Hope everyone had a good weekend and enjoyed the weather in your part of the world. I am very sleep deprived at the moment and is not having a good day so far. For the past several nights, Kevin and Krista are practically taking turns to get up at night. Krista cries in her crib and I go pick her up, rock her gently and give her soother. This calms her at the moment and I tuck her back in and go back to my bed. The only issue is this happens two or three times at night. Not to mention, Kevin has his own timings of nocturnal strolls to our bedroom. One of us will get up, pick him up and take him back to his bed..
This goes on and on and on… Now, I am really tired. If I get lucky and is able to steal some nap time during the day, I am not able to close my eyes for one wee bit
since I do not sleep during the day as a rule. Of course, this leaves me in an uncomfortable situation. They both sleep real good always. But sometimes, the rhythm is lost and interruptions happen during nights. This is one of the hard cycles. And I have no choice but try to survive. My kids have good habits when it comes to sleep. They have a routine and it happens in sequence every night. For Kevin, there is supper time, then play for a while, a relaxing bath, TV/snack time and then bed at around 9. This almost never changes. Even when he was a baby, we tried to stick to a certain routine unless there is an emergency. Krista takes bath in the evening, eat something after, play time, and again eat something, then she signs off to her crib, again at 9. I soothe her down sometimes with soft music, but that is optional. I also leave her room pitch dark by which she came to understand the difference between day and night earlier on. It was easier for her to be awake during the day since it is bright around her and sleep at night because it is dark and there is nothing interesting going on.

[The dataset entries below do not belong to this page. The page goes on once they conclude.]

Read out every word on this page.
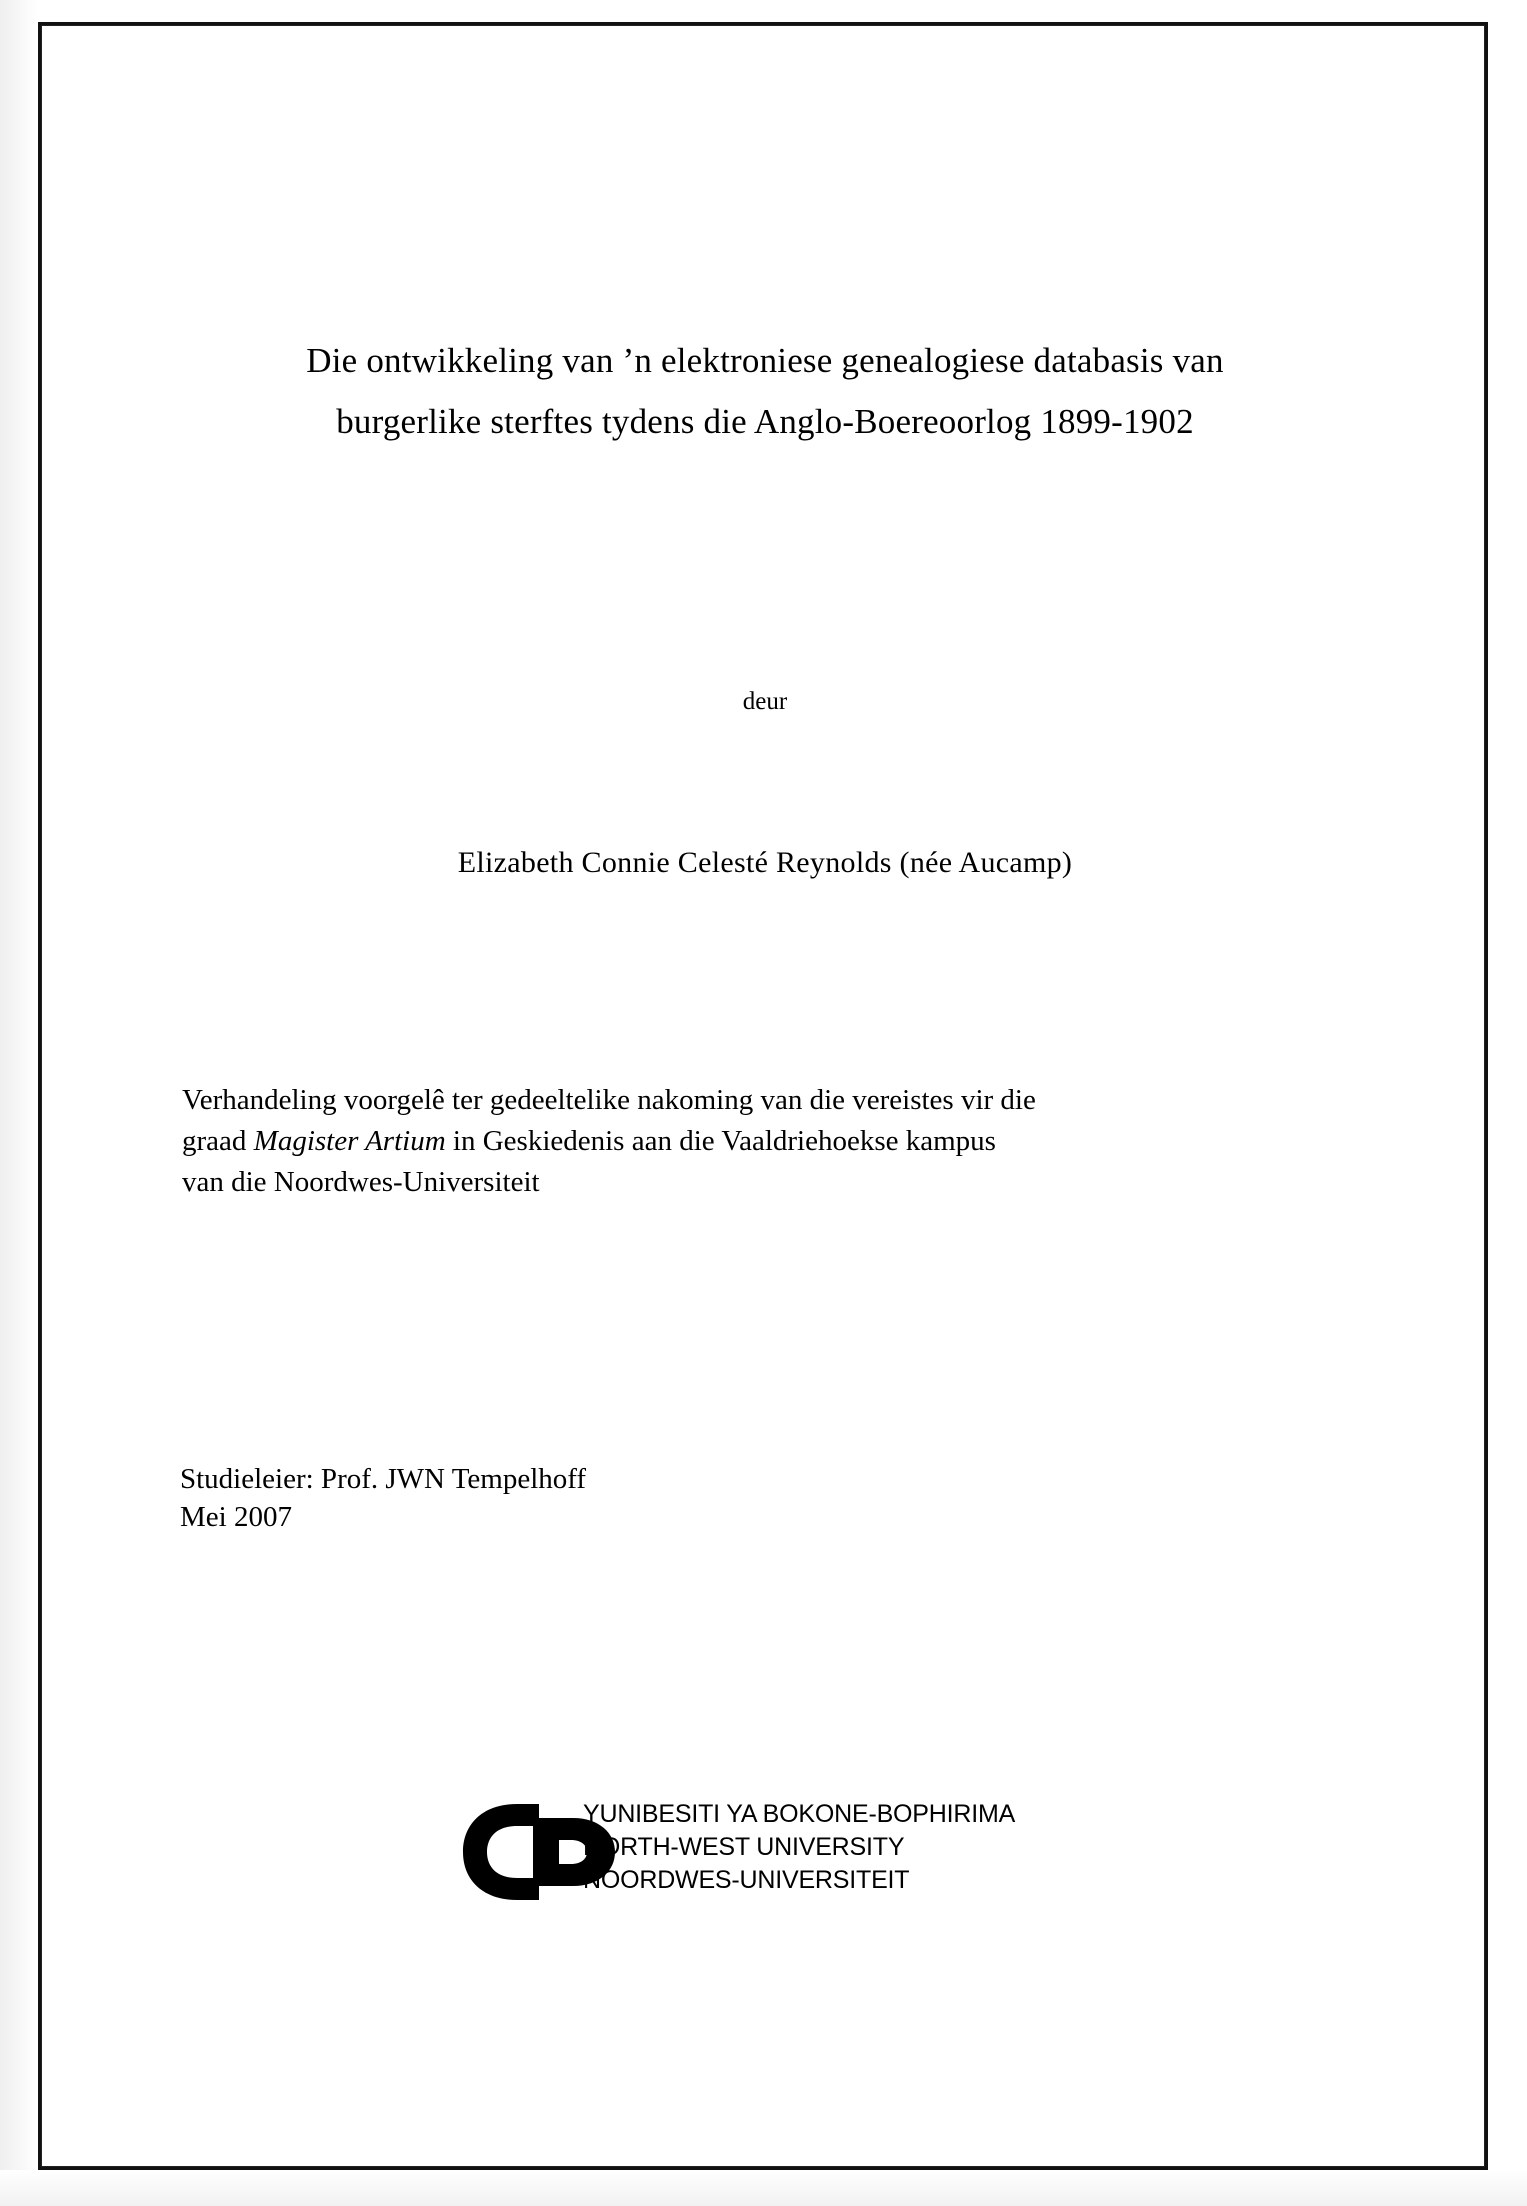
Die ontwikkeling van ’n elektroniese genealogiese databasis van
burgerlike sterftes tydens die Anglo-Boereoorlog 1899-1902
deur
Elizabeth Connie Celesté Reynolds (née Aucamp)
Verhandeling voorgelê ter gedeeltelike nakoming van die vereistes vir die
graad Magister Artium in Geskiedenis aan die Vaaldriehoekse kampus
van die Noordwes-Universiteit
Studieleier: Prof. JWN Tempelhoff
Mei 2007
YUNIBESITI YA BOKONE-BOPHIRIMA
NORTH-WEST UNIVERSITY
NOORDWES-UNIVERSITEIT
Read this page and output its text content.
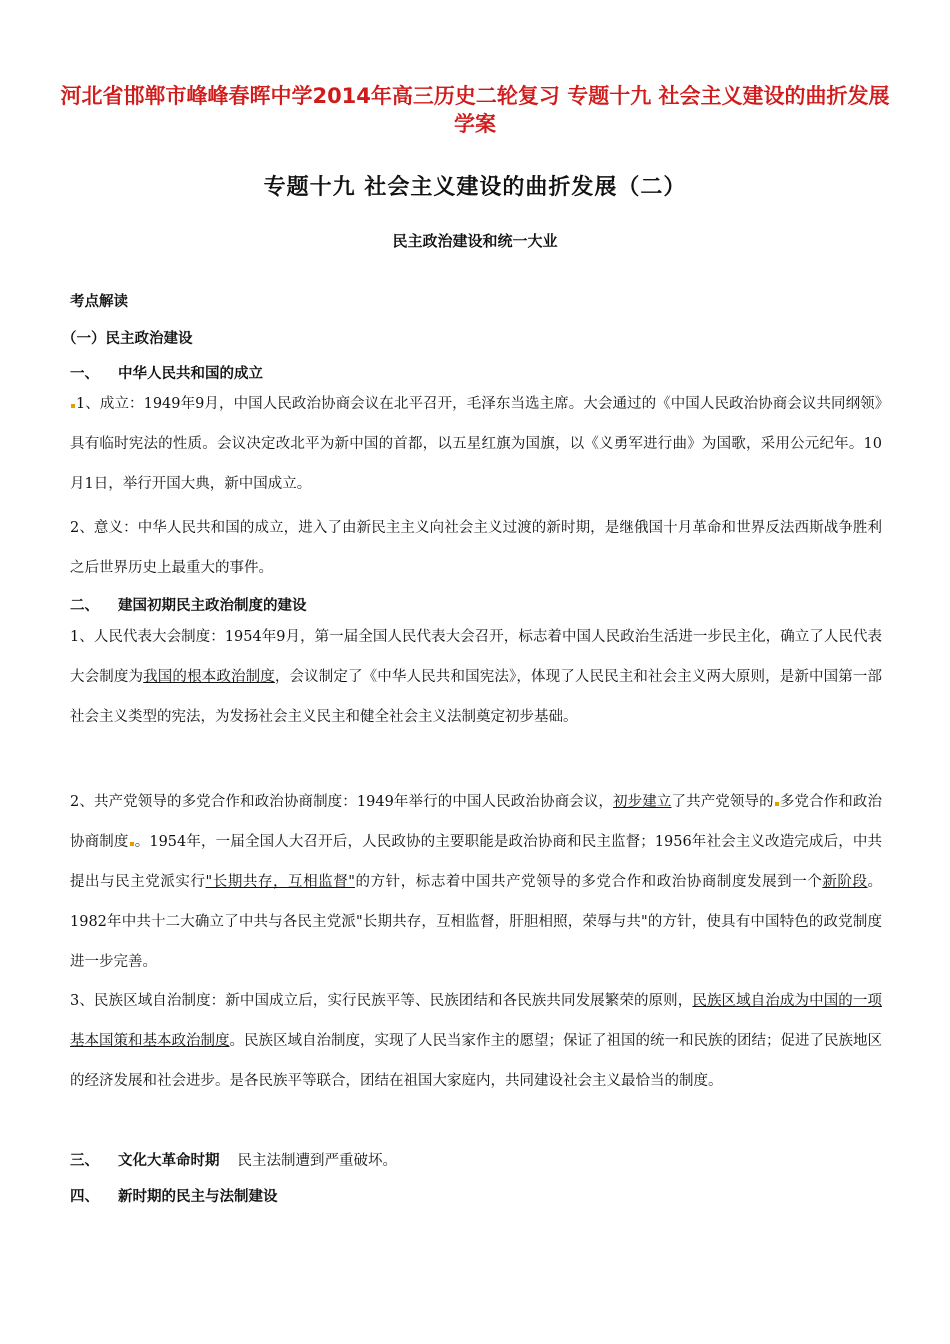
河北省邯郸市峰峰春晖中学2014年高三历史二轮复习 专题十九 社会主义建设的曲折发展学案
专题十九 社会主义建设的曲折发展（二）
民主政治建设和统一大业
考点解读
（一）民主政治建设
一、 中华人民共和国的成立
1、成立：1949年9月，中国人民政治协商会议在北平召开，毛泽东当选主席。大会通过的《中国人民政治协商会议共同纲领》具有临时宪法的性质。会议决定改北平为新中国的首都，以五星红旗为国旗，以《义勇军进行曲》为国歌，采用公元纪年。10月1日，举行开国大典，新中国成立。
2、意义：中华人民共和国的成立，进入了由新民主主义向社会主义过渡的新时期，是继俄国十月革命和世界反法西斯战争胜利之后世界历史上最重大的事件。
二、 建国初期民主政治制度的建设
1、人民代表大会制度：1954年9月，第一届全国人民代表大会召开，标志着中国人民政治生活进一步民主化，确立了人民代表大会制度为我国的根本政治制度，会议制定了《中华人民共和国宪法》，体现了人民民主和社会主义两大原则，是新中国第一部社会主义类型的宪法，为发扬社会主义民主和健全社会主义法制奠定初步基础。
2、共产党领导的多党合作和政治协商制度：1949年举行的中国人民政治协商会议，初步建立了共产党领导的 多党合作和政治协商制度 。1954年，一届全国人大召开后，人民政协的主要职能是政治协商和民主监督；1956年社会主义改造完成后，中共提出与民主党派实行"长期共存，互相监督"的方针，标志着中国共产党领导的多党合作和政治协商制度发展到一个新阶段。1982年中共十二大确立了中共与各民主党派"长期共存，互相监督，肝胆相照，荣辱与共"的方针，使具有中国特色的政党制度进一步完善。
3、民族区域自治制度：新中国成立后，实行民族平等、民族团结和各民族共同发展繁荣的原则，民族区域自治成为中国的一项基本国策和基本政治制度。民族区域自治制度，实现了人民当家作主的愿望；保证了祖国的统一和民族的团结；促进了民族地区的经济发展和社会进步。是各民族平等联合，团结在祖国大家庭内，共同建设社会主义最恰当的制度。
三、 文化大革命时期 民主法制遭到严重破坏。
四、 新时期的民主与法制建设
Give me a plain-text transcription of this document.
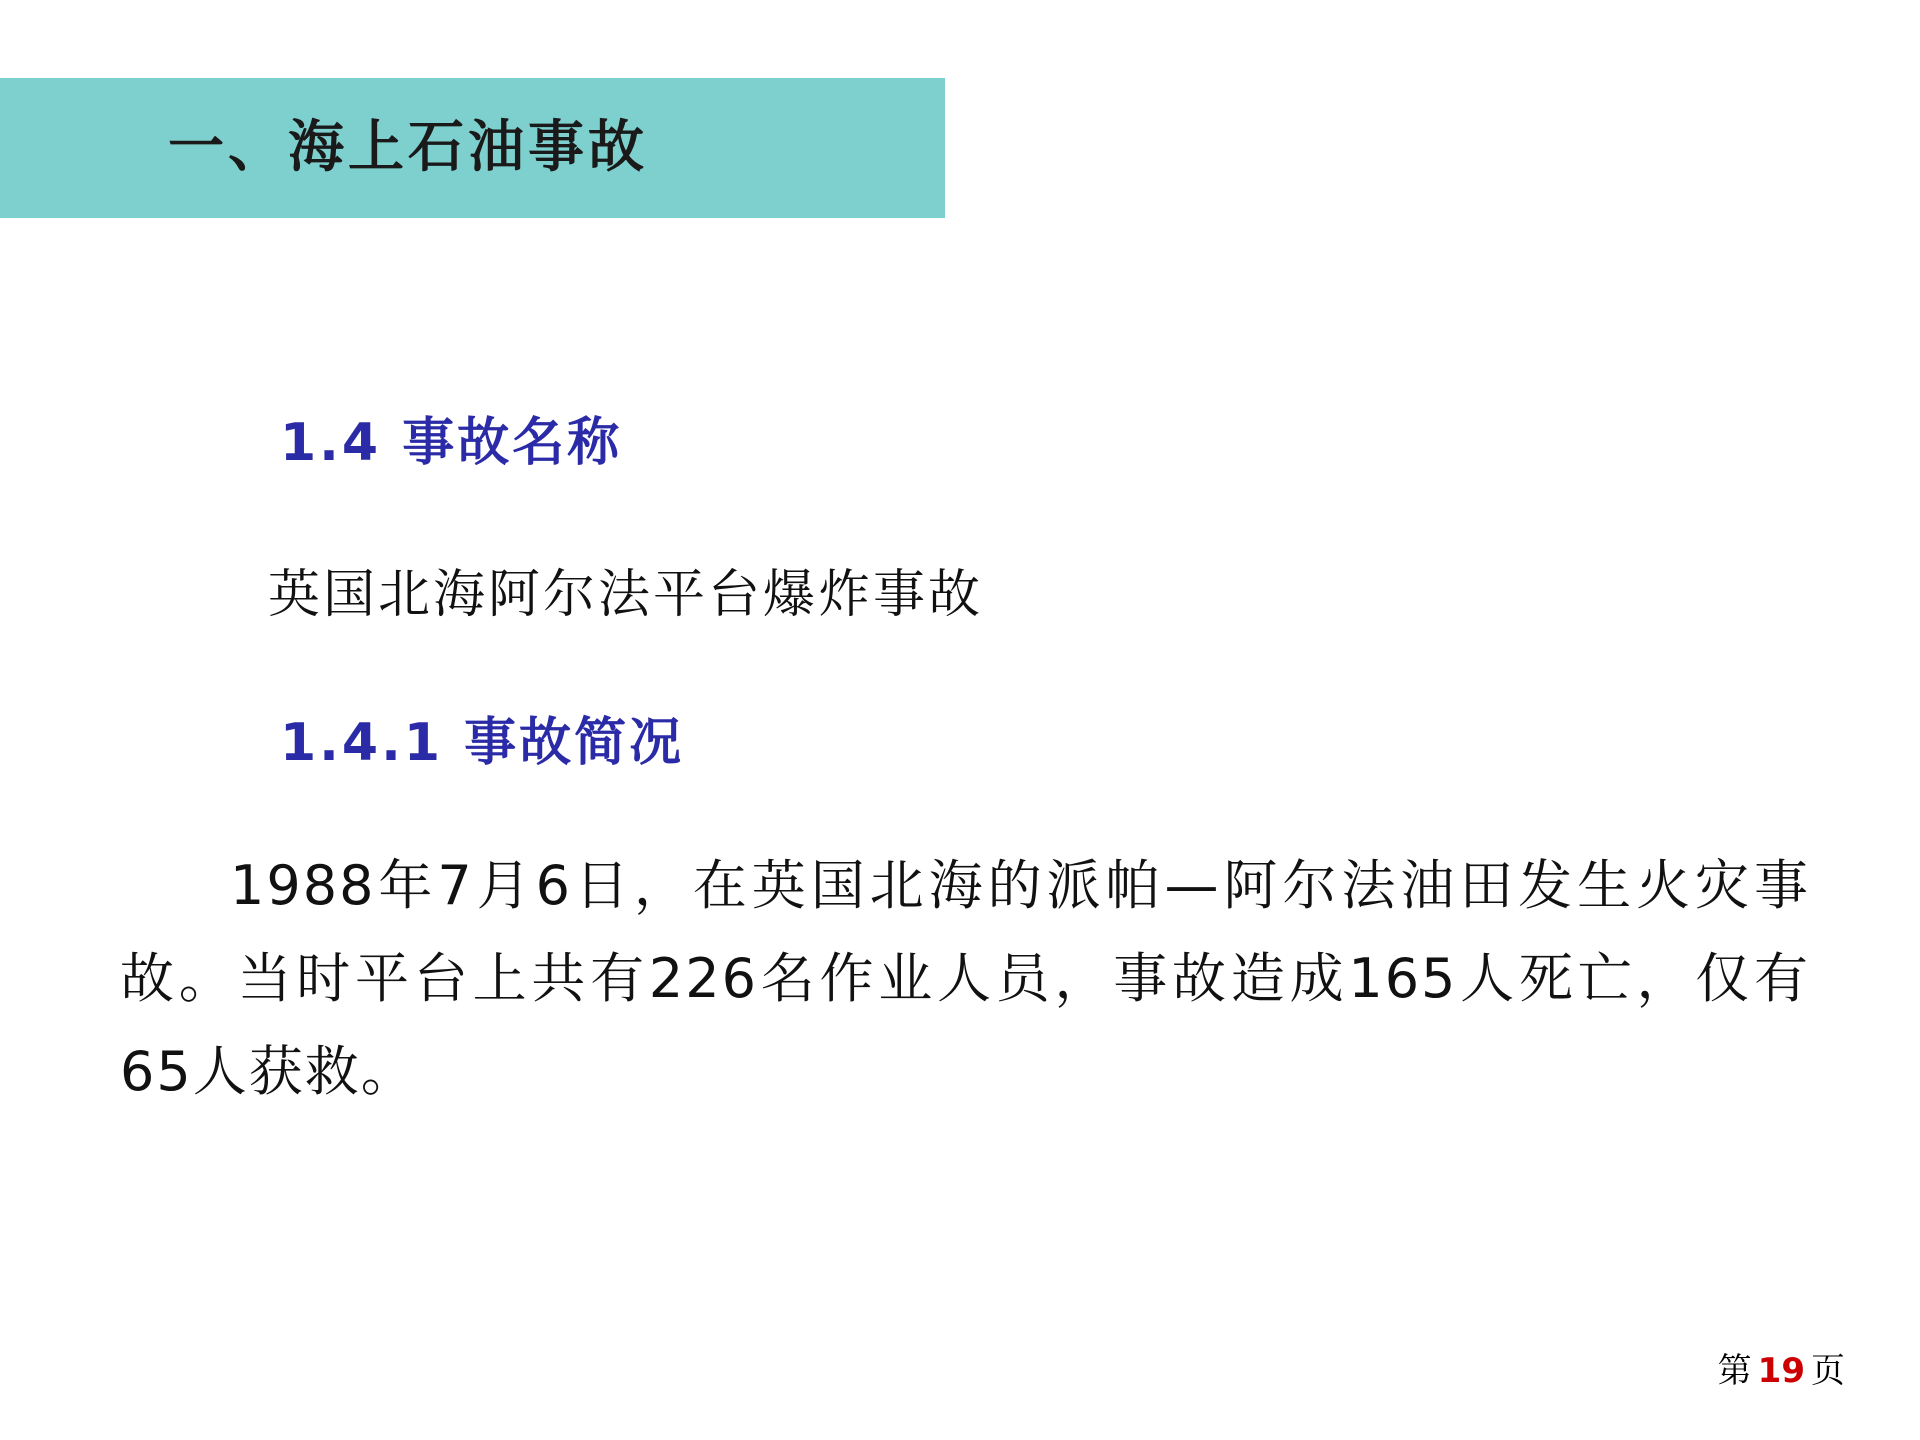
一、海上石油事故
1.4 事故名称
英国北海阿尔法平台爆炸事故
1.4.1 事故简况
1988年7月6日，在英国北海的派帕—阿尔法油田发生火灾事故。当时平台上共有226名作业人员，事故造成165人死亡，仅有65人获救。
第 19 页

Well, all these techniques almost always works and they both sleep like babies (which they are, silly me!) and get up in the morning all freshened up. The hard cycle pops in occassionally throw us off all ofguard for a while and disappear only to come back again… I know this will pass. This is all part of them growing up and getting used to this world and life. But I am just a sleep deprived cranky woman and can’t help complaining… Hope you understand!